Last Thursday, Harvard Law School hosted Alex Vitale, coordinator of the Policing and Social Justice Project at Brooklyn College. He discussed his book “The End of Policing” which examines “alternatives to the police system” and “the dangers of modern policing tactics,” according to The Crimson.
Vitale says mental health is “the number one indicator of likelihood” of being shot and killed by police, but funding for cops continues instead of being funneled to mental health and drug treatment. “Improving training, increasing gun control, and ‘hiring a few black police chiefs,'” Vitale says, are ineffective in dealing with “harsh drug policies.”

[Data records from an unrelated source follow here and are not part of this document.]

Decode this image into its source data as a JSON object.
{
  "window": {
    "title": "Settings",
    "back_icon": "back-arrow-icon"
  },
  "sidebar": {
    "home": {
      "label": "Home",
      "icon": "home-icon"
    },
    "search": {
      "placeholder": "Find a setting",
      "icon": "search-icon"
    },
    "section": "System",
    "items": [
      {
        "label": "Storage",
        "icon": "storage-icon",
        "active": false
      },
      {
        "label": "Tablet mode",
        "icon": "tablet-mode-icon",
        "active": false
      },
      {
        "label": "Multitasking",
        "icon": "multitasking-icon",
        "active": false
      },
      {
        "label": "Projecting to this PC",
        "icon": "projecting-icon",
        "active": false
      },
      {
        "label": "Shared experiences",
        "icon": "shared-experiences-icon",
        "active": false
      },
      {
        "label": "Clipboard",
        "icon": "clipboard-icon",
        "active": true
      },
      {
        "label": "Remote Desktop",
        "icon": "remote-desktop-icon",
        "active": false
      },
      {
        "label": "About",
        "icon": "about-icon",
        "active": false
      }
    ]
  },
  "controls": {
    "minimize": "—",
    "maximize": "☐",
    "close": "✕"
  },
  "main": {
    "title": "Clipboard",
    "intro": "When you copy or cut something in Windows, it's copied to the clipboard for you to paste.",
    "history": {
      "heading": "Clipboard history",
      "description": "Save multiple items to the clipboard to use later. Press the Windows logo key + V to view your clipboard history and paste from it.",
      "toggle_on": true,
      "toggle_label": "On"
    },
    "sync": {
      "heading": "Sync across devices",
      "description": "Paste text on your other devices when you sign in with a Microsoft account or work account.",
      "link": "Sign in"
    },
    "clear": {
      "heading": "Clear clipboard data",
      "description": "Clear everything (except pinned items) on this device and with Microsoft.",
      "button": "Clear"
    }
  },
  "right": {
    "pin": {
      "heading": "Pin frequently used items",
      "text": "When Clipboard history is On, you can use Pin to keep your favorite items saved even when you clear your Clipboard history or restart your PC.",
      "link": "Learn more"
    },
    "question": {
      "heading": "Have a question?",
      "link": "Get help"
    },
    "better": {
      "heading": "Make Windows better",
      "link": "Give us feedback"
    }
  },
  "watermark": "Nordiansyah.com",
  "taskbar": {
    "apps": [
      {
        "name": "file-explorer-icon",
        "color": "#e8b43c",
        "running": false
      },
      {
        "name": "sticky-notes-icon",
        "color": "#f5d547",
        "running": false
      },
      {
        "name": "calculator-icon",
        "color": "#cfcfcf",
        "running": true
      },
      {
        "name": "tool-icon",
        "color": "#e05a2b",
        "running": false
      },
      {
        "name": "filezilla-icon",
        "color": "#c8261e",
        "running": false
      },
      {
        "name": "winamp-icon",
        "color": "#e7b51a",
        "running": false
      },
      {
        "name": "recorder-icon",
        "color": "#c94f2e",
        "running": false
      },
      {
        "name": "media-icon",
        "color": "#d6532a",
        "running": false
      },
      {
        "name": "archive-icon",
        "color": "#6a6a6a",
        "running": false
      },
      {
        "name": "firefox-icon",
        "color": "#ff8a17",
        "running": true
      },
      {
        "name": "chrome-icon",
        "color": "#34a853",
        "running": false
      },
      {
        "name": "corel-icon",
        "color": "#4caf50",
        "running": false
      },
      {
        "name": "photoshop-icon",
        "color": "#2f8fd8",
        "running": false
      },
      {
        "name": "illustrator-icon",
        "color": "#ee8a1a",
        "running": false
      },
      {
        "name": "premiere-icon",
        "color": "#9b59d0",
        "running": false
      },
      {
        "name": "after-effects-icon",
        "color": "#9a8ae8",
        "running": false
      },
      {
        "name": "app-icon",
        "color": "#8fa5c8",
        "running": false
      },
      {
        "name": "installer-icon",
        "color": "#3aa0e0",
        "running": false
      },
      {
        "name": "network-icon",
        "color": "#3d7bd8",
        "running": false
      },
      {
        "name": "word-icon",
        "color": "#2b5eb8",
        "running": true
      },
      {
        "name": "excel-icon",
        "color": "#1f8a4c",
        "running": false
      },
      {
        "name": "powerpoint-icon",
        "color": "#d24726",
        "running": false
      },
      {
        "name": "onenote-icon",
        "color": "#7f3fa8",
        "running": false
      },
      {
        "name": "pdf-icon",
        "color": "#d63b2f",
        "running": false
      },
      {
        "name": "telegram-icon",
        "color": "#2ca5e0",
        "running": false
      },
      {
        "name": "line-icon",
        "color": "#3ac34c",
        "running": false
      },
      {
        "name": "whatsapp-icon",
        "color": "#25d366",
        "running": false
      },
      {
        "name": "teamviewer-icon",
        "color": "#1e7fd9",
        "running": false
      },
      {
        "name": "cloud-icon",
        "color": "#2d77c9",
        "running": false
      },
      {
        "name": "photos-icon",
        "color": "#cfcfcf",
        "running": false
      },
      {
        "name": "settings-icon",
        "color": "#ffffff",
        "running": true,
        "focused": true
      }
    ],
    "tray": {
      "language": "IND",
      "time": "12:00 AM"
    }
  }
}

In his talk, Vitale acknowledged the impossibility of eradicating all police services at once. However, he maintained that there is a great need for systemic change.
“No one is talking about, ‘tomorrow we flip the switch and there are no police,’” he said. “The reality is we have a massive infrastructure of policing and criminalization, and we need strategies to get out of this mess, and those strategies do not include implicit bias training, community policing, body cameras, et cetera.” …
In an interview after the event, Law School student Leighton Watson said she feels that serious consideration of the proposal to abolish policing nationwide would first require a clear, agreed-upon definition of what police abolition should practically entail.
According to his faculty page, Vitale has degrees in urban studies, cultural anthropology, and sociology. He worked with the San Francisco Coalition on Homelessness in the early 1990s “defending the civil rights of people living on the streets.”